Pour Julia Cage, économiste spécialiste des médias, cette mesure est « une atteinte à l’indépendance des médias alors même que l’audiovisuel privé devient plus concentré que jamais avec la fusion TF1/M6 soutenue par l’Élysée », doublée d’une « démonstration de démagogie de la part du candidat Macron, qui reprend en direct les propositions de l’extrême-droite ».

Mettre un policier dans sa poche…

Ou un gendarme. C’est ce que propose, depuis lundi, Gérard Darmanin. Évidemment, il n’est pas question ici de corrompre un de nos fonctionnaires, mais de télécharger dans son smartphone une nouvelle appli annoncée début janvier à Nice par Emmanuel Macron.
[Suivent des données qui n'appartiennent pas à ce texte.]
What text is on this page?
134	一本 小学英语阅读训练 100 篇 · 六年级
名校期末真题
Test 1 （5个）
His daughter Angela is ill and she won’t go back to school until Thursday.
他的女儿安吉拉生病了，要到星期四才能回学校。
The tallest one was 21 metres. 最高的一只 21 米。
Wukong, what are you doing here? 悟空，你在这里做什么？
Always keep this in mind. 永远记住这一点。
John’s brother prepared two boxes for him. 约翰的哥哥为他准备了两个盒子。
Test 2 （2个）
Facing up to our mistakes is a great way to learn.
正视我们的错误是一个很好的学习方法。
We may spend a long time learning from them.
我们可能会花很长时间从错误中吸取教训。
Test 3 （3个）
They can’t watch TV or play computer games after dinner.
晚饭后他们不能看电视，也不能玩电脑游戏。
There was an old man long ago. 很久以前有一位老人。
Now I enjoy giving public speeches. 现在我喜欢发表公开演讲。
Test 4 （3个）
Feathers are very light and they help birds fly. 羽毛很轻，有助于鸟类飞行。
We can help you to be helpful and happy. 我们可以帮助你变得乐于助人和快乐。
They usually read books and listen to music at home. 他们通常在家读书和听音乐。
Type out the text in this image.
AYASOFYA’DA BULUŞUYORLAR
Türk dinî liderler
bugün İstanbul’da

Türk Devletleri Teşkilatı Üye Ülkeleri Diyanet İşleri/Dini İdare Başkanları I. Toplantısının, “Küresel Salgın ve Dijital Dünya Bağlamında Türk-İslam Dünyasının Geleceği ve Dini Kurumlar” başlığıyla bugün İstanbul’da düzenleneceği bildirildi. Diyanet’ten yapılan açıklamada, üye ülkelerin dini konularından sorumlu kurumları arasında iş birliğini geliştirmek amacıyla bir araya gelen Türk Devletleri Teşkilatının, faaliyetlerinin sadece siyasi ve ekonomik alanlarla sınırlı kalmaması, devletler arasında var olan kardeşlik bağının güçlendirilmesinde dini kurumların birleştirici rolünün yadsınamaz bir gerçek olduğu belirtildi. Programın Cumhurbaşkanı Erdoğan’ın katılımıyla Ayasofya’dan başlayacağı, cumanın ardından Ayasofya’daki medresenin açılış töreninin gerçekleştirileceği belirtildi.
Les utilisateurs pourront notamment passer un appel d’urgence en un clic, « tchater » directement avec un policier ou un gendarme « H24, 7 jours sur 7 », déposer une préplainte en ligne ou obtenir des conseils sur les démarches à suivre en cas de violence, de vol, de menace ou d’escroquerie. « Vous êtes une dame dans le métro, a détaillé Darmanin, vous êtes embêtée par un homme… Vous n’êtes pas obligée d’appeler le 17 ou d’attendre de rentrer chez vous » pour alerter les forces de l’ordre « sans que votre agresseur s’en rende compte ». Ce qui reste à prouver…
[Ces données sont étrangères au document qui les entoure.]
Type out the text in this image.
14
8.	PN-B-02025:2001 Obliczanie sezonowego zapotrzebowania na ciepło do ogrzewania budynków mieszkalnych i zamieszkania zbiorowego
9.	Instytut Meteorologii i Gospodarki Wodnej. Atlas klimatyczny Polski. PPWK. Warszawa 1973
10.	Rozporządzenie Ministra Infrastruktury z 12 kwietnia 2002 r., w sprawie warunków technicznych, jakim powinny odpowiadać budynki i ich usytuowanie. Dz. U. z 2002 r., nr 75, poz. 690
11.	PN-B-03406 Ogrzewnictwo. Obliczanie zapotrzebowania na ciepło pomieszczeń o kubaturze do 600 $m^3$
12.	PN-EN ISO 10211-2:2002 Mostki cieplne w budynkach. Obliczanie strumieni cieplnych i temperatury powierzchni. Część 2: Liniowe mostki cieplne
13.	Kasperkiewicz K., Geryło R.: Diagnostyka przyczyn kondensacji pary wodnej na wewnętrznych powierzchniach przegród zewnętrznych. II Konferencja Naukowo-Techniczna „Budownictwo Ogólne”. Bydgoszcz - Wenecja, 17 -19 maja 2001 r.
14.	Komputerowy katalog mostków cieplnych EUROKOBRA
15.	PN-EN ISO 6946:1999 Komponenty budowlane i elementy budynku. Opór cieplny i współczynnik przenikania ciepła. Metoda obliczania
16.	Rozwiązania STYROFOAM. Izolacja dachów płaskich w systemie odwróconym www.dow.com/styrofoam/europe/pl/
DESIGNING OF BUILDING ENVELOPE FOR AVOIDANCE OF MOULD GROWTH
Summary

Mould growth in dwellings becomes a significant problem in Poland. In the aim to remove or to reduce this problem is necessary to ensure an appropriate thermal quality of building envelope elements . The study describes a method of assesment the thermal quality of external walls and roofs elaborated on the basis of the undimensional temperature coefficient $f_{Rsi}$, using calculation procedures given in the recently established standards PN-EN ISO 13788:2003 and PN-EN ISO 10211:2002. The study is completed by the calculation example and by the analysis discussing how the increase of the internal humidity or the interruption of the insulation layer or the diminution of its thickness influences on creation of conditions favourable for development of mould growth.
Bayer-Monsanto reste dans le viseur des écolos

Ce week-end, écologistes et paysans de la région lyonnaise ont voulu dire haut et fort « bye-bye Bayer, ciao Monsanto ». La campagne de mobilisation menée par des collectifs comme les Soulèvements de la Terre, les Faucheurs volontaires et Extinction Rebellion consistait à dénoncer les nouvelles stratégies du géant de l’agro-industrie, désormais focalisé sur l’agritech. Une agriculture à base de robotique et de numérique, qui occupe une grande place dans le plan de relance « France 2030 » du gouvernement. Si l’assaut du siège basé à Lyon n’a pas vraiment eu lieu, des actions directes se sont déroulées ailleurs, comme sur le site Seveso de Limas-Villefranche-sur-Saône, qui a dû arrêter sa production de pesticides pendant quelques heures.

Sortante mais pas sortie

C’est fait. Nathalie Elimas n’est plus secrétaire d’État chargée de l’Éducation prioritaire depuis dimanche 6 mars. Accusée de harcèlement, voire de « maltraitance », par certains collaborateurs, elle s’accrochait pourtant à son fauteuil. Elle y renonce finalement pour ne pas « pénaliser la campagne présidentielle ». Mais elle pourra retrouver son siège de députée du Val-d’Oise jusqu’aux législatives du 12 juin… auxquelles elle compte se représenter.

Valls à 55 000 euros

Manuel Valls vient d’annoncer officiellement son soutien au candidat Emmanuel Macron. En 2020, nous apprend La Lettre A, les 41 000 euros de dettes que traînait le microparti de l’ancien Premier ministre, « À gauche, besoin d’optimisme », depuis sa campagne pour la primaire socialiste de 2017, ont été comblés par… LREM. Le parti présidentiel a même généreusement versé 55 000 euros au parti de Manuel Valls, qui, après avoir beaucoup critiqué le Président, s’est donc ravisé.